Read more: Saying goodbye to the 9-to-5: How these employees are retiring decades ahead of schedule using FIRE

This squeeze has resulted in a trend that has been dubbed “The Great Resignation.” It provides a golden opportunity for defined contribution plan sponsors and recordkeepers to adopt seamless plan-to-plan asset portability. This would ensure workers participating in the Great Resignation maintain access to the 401(k) savings accounts in their former employers’ plans during their breaks (and when they eventually find new jobs or open their own businesses).

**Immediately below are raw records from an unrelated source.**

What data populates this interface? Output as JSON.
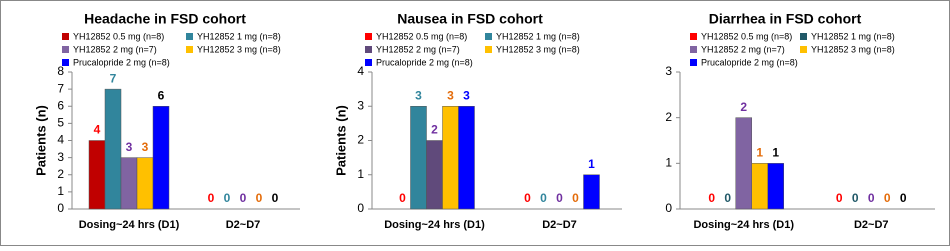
{
  "chart_data": [
    {
      "type": "bar",
      "title": "Headache in FSD cohort",
      "y_label": "Patients (n)",
      "categories": [
        "Dosing~24 hrs (D1)",
        "D2~D7"
      ],
      "ylim": [
        0,
        8
      ],
      "yticks": [
        0,
        1,
        2,
        3,
        4,
        5,
        6,
        7,
        8
      ],
      "series": [
        {
          "name": "YH12852 0.5 mg (n=8)",
          "color": "#c00000",
          "label_color": "#ff0000",
          "values": [
            4,
            0
          ]
        },
        {
          "name": "YH12852 1 mg (n=8)",
          "color": "#31859c",
          "label_color": "#31859c",
          "values": [
            7,
            0
          ]
        },
        {
          "name": "YH12852 2 mg (n=7)",
          "color": "#8064a2",
          "label_color": "#7030a0",
          "values": [
            3,
            0
          ]
        },
        {
          "name": "YH12852 3 mg (n=8)",
          "color": "#ffc000",
          "label_color": "#e46c0a",
          "values": [
            3,
            0
          ]
        },
        {
          "name": "Prucalopride 2 mg (n=8)",
          "color": "#0000ff",
          "label_color": "#000000",
          "values": [
            6,
            0
          ]
        }
      ]
    },
    {
      "type": "bar",
      "title": "Nausea in FSD cohort",
      "y_label": "Patients (n)",
      "categories": [
        "Dosing~24 hrs (D1)",
        "D2~D7"
      ],
      "ylim": [
        0,
        4
      ],
      "yticks": [
        0,
        1,
        2,
        3,
        4
      ],
      "series": [
        {
          "name": "YH12852 0.5 mg (n=8)",
          "color": "#ff0000",
          "label_color": "#ff0000",
          "values": [
            0,
            0
          ]
        },
        {
          "name": "YH12852 1 mg (n=8)",
          "color": "#31859c",
          "label_color": "#31859c",
          "values": [
            3,
            0
          ]
        },
        {
          "name": "YH12852 2 mg (n=7)",
          "color": "#604a7b",
          "label_color": "#7030a0",
          "values": [
            2,
            0
          ]
        },
        {
          "name": "YH12852 3 mg (n=8)",
          "color": "#ffc000",
          "label_color": "#e46c0a",
          "values": [
            3,
            0
          ]
        },
        {
          "name": "Prucalopride 2 mg (n=8)",
          "color": "#0000ff",
          "label_color": "#0000ff",
          "values": [
            3,
            1
          ]
        }
      ]
    },
    {
      "type": "bar",
      "title": "Diarrhea in FSD cohort",
      "categories": [
        "Dosing~24 hrs (D1)",
        "D2~D7"
      ],
      "ylim": [
        0,
        3
      ],
      "yticks": [
        0,
        1,
        2,
        3
      ],
      "series": [
        {
          "name": "YH12852 0.5 mg (n=8)",
          "color": "#ff0000",
          "label_color": "#ff0000",
          "values": [
            0,
            0
          ]
        },
        {
          "name": "YH12852 1 mg (n=8)",
          "color": "#215968",
          "label_color": "#215968",
          "values": [
            0,
            0
          ]
        },
        {
          "name": "YH12852 2 mg (n=7)",
          "color": "#8064a2",
          "label_color": "#7030a0",
          "values": [
            2,
            0
          ]
        },
        {
          "name": "YH12852 3 mg (n=8)",
          "color": "#ffc000",
          "label_color": "#e46c0a",
          "values": [
            1,
            0
          ]
        },
        {
          "name": "Prucalopride 2 mg (n=8)",
          "color": "#0000ff",
          "label_color": "#000000",
          "values": [
            1,
            0
          ]
        }
      ]
    }
  ]
}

Since auto enrollment has become more popular, plan sponsors are facing a proliferation of small terminated accounts with balances of less than $5,000 as turnover increases. That’s exacerbating already out-of-control missing-participant and uncashed-check problems. That is, unless they adopt portability measures to mitigate the problem.

Implementing technology solutions that enable retirement-savings portability can help prevent plan participants who are quitting their jobs from forgetting about the 401(k) savings accounts they leave behind. This would ensure that their under-$5,000 balances don’t wind up automatically transferred to safe-harbor IRAs (or in the case of under-$1,000 balances, automatically cashed out).

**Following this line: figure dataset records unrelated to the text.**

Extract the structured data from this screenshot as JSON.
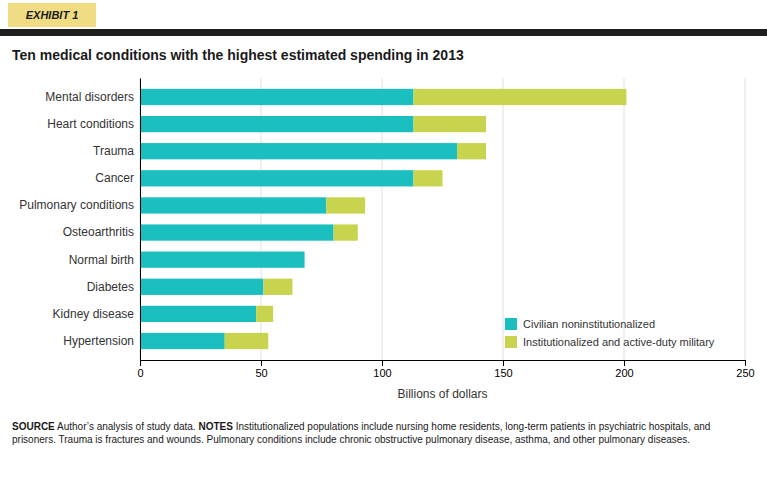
{
  "chart_data": {
    "type": "bar",
    "orientation": "horizontal",
    "stacked": true,
    "title": "Ten medical conditions with the highest estimated spending in 2013",
    "xlabel": "Billions of dollars",
    "categories": [
      "Mental disorders",
      "Heart conditions",
      "Trauma",
      "Cancer",
      "Pulmonary conditions",
      "Osteoarthritis",
      "Normal birth",
      "Diabetes",
      "Kidney disease",
      "Hypertension"
    ],
    "series": [
      {
        "name": "Civilian noninstitutionalized",
        "color": "#1bbfbf",
        "values": [
          113,
          113,
          131,
          113,
          77,
          80,
          68,
          51,
          48,
          35
        ]
      },
      {
        "name": "Institutionalized and active-duty military",
        "color": "#c8d44e",
        "values": [
          88,
          30,
          12,
          12,
          16,
          10,
          0,
          12,
          7,
          18
        ]
      }
    ],
    "xlim": [
      0,
      250
    ],
    "xticks": [
      0,
      50,
      100,
      150,
      200,
      250
    ],
    "grid": true,
    "legend": "lower right",
    "annotations": [
      "EXHIBIT 1",
      "SOURCE",
      "Author’s analysis of study data.",
      "NOTES",
      "Institutionalized populations include nursing home residents, long-term patients in psychiatric hospitals, and prisoners. Trauma is fractures and wounds. Pulmonary conditions include chronic obstructive pulmonary disease, asthma, and other pulmonary diseases."
    ]
  }
}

According to the Employee Benefit Research Institute (EBRI), an estimated 14.8 million plan participants switch jobs every year, and data from the largest plan recordkeepers shows nearly one-third (31%) of these participants prematurely cash out their small 401(k) savings accounts within one year of starting at their new employers. Workers between ages 20 and 29, which include many Gen Z members quitting their jobs, are 44% more likely to cash out their 401(k) accounts after changing jobs, and participants who earn $20,000 to $30,000 in annual income are 50% more likely to do so.

Read more: Retirees say their employers should have done more to help secure their futures

Prematurely cashing out a 401(k) savings account is one of the most destructive decisions a retirement-saver can make. The Center for Retirement Research at Boston College reported in a study that, on average, premature withdrawals reduce overall 401(k) savings for retirement by as much as 25%.

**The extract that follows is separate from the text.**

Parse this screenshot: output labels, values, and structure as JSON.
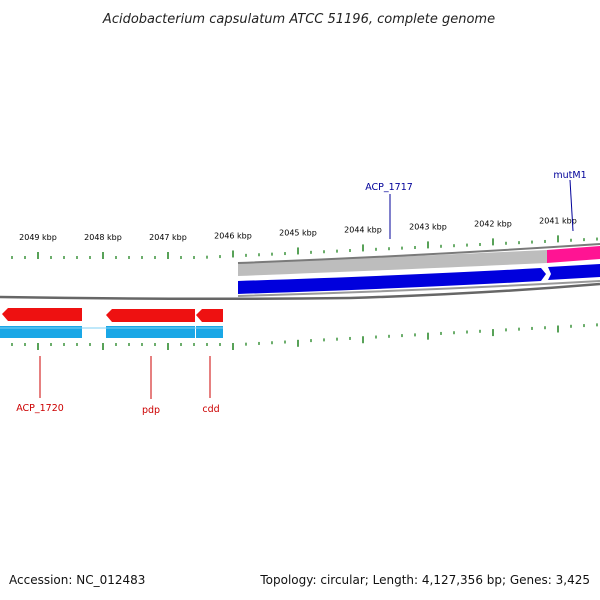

Auto portability was created to help participants avoid the temptation to cash out after quitting their jobs or switching employers. It involves the routine, standardized and automated movement of an inactive participant’s retirement savings account with under $5,000 from a former employer’s retirement plan to an active account in their new employer’s plan. Auto portability is powered by “locate” technology and a “match” algorithm to identify a holder of an inactive account, and begin the process of rolling over the balance to an active account in the participant’s current-employer plan.

When participants who quit during the Great Resignation eventually land on their feet, the auto portability solution will enable plan sponsors and recordkeepers to keep track of them. This will help these Americans increase their retirement savings, while reducing fiduciary liability for sponsors and recordkeepers.

Read more: No such thing as overprepared: 3 retirement tips for Gen Z employees to consider today

According to a 2017 case study by Boston Research Group, a large plan sponsor in the healthcare services industry cut cashouts across all account balances by about half just four months after adopting auto portability. The case study also found that this sponsor was able to increase its plan participants’ average account balance by 48% during that same period.

In addition, EBRI estimates that if auto portability were to be broadly implemented over a 40-year period, up to $2 trillion (measured in today’s dollars) in additional savings would be preserved in the U.S. retirement system. This extra savings would include about $191 billion for about 21 million Black Americans and $619 billion for all minority workers.

Ultimately, the Great Resignation offers defined contribution plan sponsors and recordkeepers a chance to demonstrate their commitment to the financial wellbeing of participants and strengthen the overall wellbeing of their plans. Auto portability has been live for four-and-a-half years, providing sponsors and recordkeepers with a technology solution that has a viable track record of improving outcomes for plans and participants alike.